The 2010 annual meeting season was meant to unleash a shower of trouble on companies, from activism provoked by the financial crisis to problems bringing in the retail vote. But according to a report issued by BNY Mellon Shareowner Services, the 2010 season was more notable for what didn’t happen: activism didn’t rise, Rule 452 didn’t harm director elections, and meetings didn’t get long and complicated. 

The conclusions come from BNY Mellon’s internal survey of 460 client annual meetings, covering the type and number of proxy proposals, the impact of changes to voting rules and the use of proxy solicitors. A summary of the results is available to download from BNY Mellon.

‘When all was said and done, we were a little bit surprised,’ admits Robert Folinus, vice president and meeting services product manager for BNY Mellon. ‘All of us in the industry expected to see things happen differently.’

In the wake of the financial crisis, with increased media scrutiny on executive pay, say-on-pay proposals and new compensation, discussion and analysis disclosures, a high level of activism was predicted. Yet proposals were kept to a minimum, with a total of three or fewer proposals at 68 percent of the companies in BNY Mellon’s study. 

Only 11 percent had more than five proposals. Besides votes for directors, now classified as non-routine under Rule 452, there were very few other non-routine proposals, and only 15 proposals failed out of the total of 1,000 at meetings BNY Mellon supported. 

The biggest surprise was how little Rule 452 changes affected proxy voting. Companies feared that eliminating the broker vote in director elections could make it hard for them to reach a quorum or elect directors. As it turned out, BNY Mellon saw a drop in the vote for directors at only 35 of the hundreds of companies it studied. The average drop was 11 percent of votes cast, which didn’t have any real impact on the outcome of the votes. 

Out of all the possible reasons behind activism’s no-show and the Rule 452 anti-climax, BNY Mellon says it was companies’ careful planning that kept the peace. ‘Many companies made sure their meetings were compliant, just covering the essentials, while staying away from things that might cause controversy. This led to a smoother season overall,’ Folinus says. 

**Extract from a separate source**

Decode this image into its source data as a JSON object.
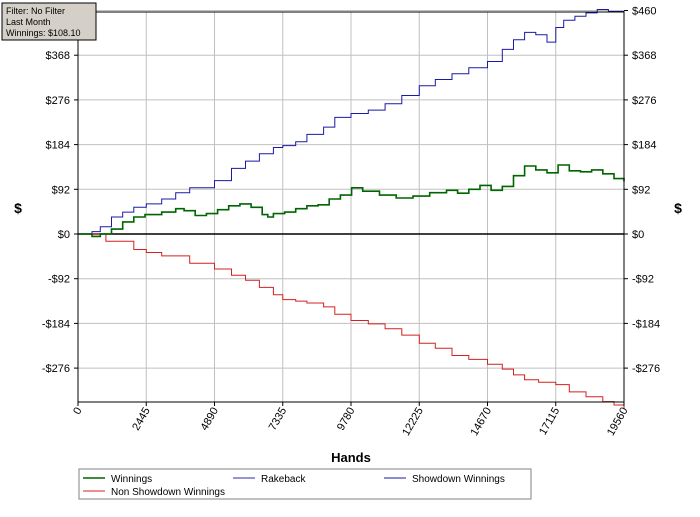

However, Folinus warns that a peaceful 2010 is no indicator of things to come. ‘In fact, I have every belief that 2011 is going to be different,’ he says, pointing to last week’s proxy mechanics concept release from the SEC and the Dodd-Frank financial reform bill. ‘Later this year we’re going to see how all this impacts our clients and then we will be able to make our prognostications,’ he adds. 

While BNY Mellon has always collected information about the annual meetings it works on as a vote tabulator and inspector of elections, this is the first time it has taken a systematic approach to collecting data. Folinus says next year’s study should yield clear comparisons and identify trends between annual meeting seasons.